I’ve heard about the new kid on the block, Tinder, but haven’t chatted with anyone about it. Maybe it’s used more for quick late night hookups making users a little reluctant to talk about using it.
From what I know it’s quick and easy. Log on through Facebook on your phone and look at pictures of your potential dates. To “like” a pic swipe to the right, swipe to the left to “reject.”
I considered using a “selfie” of a cute woman for this post’s picture. But I didn’t want to take the obvious and probably most reader grabbing, route. I wanted to weed out any superficial readers. So I settled for Mr. Right and Mr. Wrong pictures.
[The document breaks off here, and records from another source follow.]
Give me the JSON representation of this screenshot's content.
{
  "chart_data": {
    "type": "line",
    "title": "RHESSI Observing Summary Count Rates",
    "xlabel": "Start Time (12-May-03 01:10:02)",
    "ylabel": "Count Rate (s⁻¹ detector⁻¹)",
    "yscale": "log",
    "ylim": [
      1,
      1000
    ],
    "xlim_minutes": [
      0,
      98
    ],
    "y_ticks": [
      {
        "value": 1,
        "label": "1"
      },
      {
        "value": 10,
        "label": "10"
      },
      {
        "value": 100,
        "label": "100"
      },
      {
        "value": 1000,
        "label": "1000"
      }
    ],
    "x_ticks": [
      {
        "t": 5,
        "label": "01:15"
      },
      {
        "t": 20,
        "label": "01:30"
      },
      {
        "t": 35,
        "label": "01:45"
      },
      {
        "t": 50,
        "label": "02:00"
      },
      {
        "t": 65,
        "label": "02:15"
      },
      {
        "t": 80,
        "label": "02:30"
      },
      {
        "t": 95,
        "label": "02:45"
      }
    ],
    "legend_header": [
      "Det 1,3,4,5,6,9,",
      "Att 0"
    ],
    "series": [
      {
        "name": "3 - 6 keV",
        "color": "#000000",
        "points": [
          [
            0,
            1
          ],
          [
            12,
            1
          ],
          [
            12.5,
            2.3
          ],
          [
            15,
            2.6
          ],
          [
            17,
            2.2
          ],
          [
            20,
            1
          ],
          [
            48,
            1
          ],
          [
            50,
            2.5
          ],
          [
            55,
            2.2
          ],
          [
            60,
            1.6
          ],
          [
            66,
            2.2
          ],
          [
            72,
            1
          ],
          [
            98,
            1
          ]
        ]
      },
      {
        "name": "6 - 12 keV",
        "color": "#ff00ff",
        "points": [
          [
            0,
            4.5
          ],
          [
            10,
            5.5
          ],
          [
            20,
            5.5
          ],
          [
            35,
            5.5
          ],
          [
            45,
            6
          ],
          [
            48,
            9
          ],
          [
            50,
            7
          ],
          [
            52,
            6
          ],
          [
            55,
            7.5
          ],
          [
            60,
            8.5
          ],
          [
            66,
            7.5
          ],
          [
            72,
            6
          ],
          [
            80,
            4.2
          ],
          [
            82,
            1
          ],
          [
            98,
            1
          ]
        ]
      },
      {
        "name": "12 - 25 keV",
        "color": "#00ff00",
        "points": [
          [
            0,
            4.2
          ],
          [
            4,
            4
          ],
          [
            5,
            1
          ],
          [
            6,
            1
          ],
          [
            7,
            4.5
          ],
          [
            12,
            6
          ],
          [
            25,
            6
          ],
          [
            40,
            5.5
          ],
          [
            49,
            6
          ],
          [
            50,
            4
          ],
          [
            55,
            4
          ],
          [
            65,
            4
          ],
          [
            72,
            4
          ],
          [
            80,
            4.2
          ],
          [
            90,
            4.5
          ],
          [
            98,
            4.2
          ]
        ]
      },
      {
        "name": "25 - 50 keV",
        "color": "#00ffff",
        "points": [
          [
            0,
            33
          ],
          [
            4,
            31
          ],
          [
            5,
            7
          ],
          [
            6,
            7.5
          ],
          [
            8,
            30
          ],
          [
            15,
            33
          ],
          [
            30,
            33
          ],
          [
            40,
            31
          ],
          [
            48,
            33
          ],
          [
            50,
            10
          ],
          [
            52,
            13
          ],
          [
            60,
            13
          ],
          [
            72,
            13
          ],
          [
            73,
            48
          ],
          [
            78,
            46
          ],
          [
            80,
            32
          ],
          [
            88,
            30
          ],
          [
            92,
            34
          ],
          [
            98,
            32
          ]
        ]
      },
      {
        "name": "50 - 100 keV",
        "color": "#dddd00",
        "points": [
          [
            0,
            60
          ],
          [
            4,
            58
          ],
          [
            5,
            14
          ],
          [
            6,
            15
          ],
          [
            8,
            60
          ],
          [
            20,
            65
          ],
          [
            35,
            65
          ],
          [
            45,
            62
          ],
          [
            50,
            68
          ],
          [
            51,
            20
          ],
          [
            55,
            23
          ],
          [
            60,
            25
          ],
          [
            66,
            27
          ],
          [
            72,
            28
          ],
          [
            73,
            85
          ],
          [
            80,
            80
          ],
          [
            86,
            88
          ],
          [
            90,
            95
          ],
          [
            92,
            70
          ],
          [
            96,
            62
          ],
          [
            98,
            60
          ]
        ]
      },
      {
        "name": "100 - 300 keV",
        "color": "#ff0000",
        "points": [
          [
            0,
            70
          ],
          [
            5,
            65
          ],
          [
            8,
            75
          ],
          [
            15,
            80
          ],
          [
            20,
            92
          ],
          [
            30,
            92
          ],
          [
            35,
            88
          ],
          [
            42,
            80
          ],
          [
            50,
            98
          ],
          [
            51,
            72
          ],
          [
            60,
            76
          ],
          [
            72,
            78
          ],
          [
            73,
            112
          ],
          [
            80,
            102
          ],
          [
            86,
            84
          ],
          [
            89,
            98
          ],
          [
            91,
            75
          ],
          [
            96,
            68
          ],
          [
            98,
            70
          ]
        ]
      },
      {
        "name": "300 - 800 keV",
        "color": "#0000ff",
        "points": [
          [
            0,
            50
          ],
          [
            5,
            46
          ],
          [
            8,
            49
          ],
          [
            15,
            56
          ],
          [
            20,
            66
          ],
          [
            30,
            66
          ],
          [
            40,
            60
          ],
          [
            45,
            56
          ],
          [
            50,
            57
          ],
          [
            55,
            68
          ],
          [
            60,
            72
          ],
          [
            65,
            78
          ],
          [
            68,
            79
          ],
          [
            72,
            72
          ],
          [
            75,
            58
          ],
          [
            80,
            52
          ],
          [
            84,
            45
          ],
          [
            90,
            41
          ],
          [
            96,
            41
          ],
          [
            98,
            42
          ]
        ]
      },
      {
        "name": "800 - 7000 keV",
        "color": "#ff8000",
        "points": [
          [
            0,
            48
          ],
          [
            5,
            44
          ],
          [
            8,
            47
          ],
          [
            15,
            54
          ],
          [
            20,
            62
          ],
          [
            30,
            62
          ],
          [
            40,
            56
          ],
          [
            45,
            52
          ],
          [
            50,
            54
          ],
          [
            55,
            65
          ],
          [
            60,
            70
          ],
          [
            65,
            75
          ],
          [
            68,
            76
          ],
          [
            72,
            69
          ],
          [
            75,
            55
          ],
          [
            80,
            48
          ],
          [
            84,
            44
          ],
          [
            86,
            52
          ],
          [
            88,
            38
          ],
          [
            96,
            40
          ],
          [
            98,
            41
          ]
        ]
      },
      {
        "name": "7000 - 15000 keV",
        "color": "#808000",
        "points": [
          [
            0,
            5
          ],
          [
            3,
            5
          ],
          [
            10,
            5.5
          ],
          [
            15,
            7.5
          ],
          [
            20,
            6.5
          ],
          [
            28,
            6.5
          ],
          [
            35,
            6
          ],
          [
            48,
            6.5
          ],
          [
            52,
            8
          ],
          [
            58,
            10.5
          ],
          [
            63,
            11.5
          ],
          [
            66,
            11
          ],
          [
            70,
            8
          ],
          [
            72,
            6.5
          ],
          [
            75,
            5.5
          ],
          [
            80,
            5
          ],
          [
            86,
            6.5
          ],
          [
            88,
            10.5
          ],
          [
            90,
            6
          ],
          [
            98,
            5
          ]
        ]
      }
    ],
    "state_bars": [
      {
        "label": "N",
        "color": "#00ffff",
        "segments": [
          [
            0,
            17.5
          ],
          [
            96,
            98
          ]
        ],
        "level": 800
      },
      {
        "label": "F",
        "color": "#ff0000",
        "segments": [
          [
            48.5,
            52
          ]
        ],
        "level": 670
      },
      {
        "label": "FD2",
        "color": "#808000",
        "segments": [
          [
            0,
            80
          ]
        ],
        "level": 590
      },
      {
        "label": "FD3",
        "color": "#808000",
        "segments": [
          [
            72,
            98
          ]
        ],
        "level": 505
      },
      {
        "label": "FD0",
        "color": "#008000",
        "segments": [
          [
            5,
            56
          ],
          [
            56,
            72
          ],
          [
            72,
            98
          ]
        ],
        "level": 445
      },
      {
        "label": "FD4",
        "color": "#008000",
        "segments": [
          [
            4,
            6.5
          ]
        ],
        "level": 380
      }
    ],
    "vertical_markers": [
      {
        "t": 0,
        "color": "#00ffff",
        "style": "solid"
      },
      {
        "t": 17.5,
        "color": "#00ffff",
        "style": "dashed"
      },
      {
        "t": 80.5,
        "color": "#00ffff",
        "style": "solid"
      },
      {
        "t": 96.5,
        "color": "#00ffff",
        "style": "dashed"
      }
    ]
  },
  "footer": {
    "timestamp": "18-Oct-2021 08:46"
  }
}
A NYT article dug deeper into Tinder and relationship research. I took away a few (chopped and changed for clarity) impressions I thought were interesting.
All that really matters, at least in the beginning of relationship, is how someone looks.
Tinder use is staggering, on average, people log into the app 11 times a day.
Women spend as much as 8.5 minutes swiping during a single session; men spend 7.2 minutes. All of this can add up to 90 minutes each day.
It isn’t what Tinder is doing correctly, but rather what earlier dating sites have done wrong. The older services have proclaimed that their proprietary algorithms could calculate true love.
Researchers tried to find if these algorithm-based dating services could match people, as they claim to do. They pored through more than 80 years of scientific research about dating and attraction, and couldn’t prove that computers can indeed match people.
“When was the last time you walked into a bar and someone said, ‘Excuse me, can you fill out this form and we’ll match you up with people here?’ That’s not how we think about meeting new people in real life.”
“There isn’t a consensus about who is attractive and who isn’t. Someone that you think is especially attractive might not be to me.”
The most attractive people aren’t the only ones who find true love. Experts for Tinder say, “… when people are evaluating photos of others, they’re accessing compatibility on not just a physical level, but a social level. Asking, ‘Do I have things in common with this person?’ ”
“Everyone is able to pick up thousands of signals in these photos. A photo of a guy at a bar with friends sends a very different message than a photo of a guy with a dog on the beach.”
When women were asked to look at photos of handsome male models. In almost every instance, they rejected the men with chiseled faces. They said the men looked too full of themselves or unkind.
Men also judge attractiveness on factors beyond just anatomy, though in general, men are nearly three times as likely to swipe “like” (46%) than woman (14%).
Dating sites are starting to acknowledge that the only thing that matters when matching lovers is someone’s picture.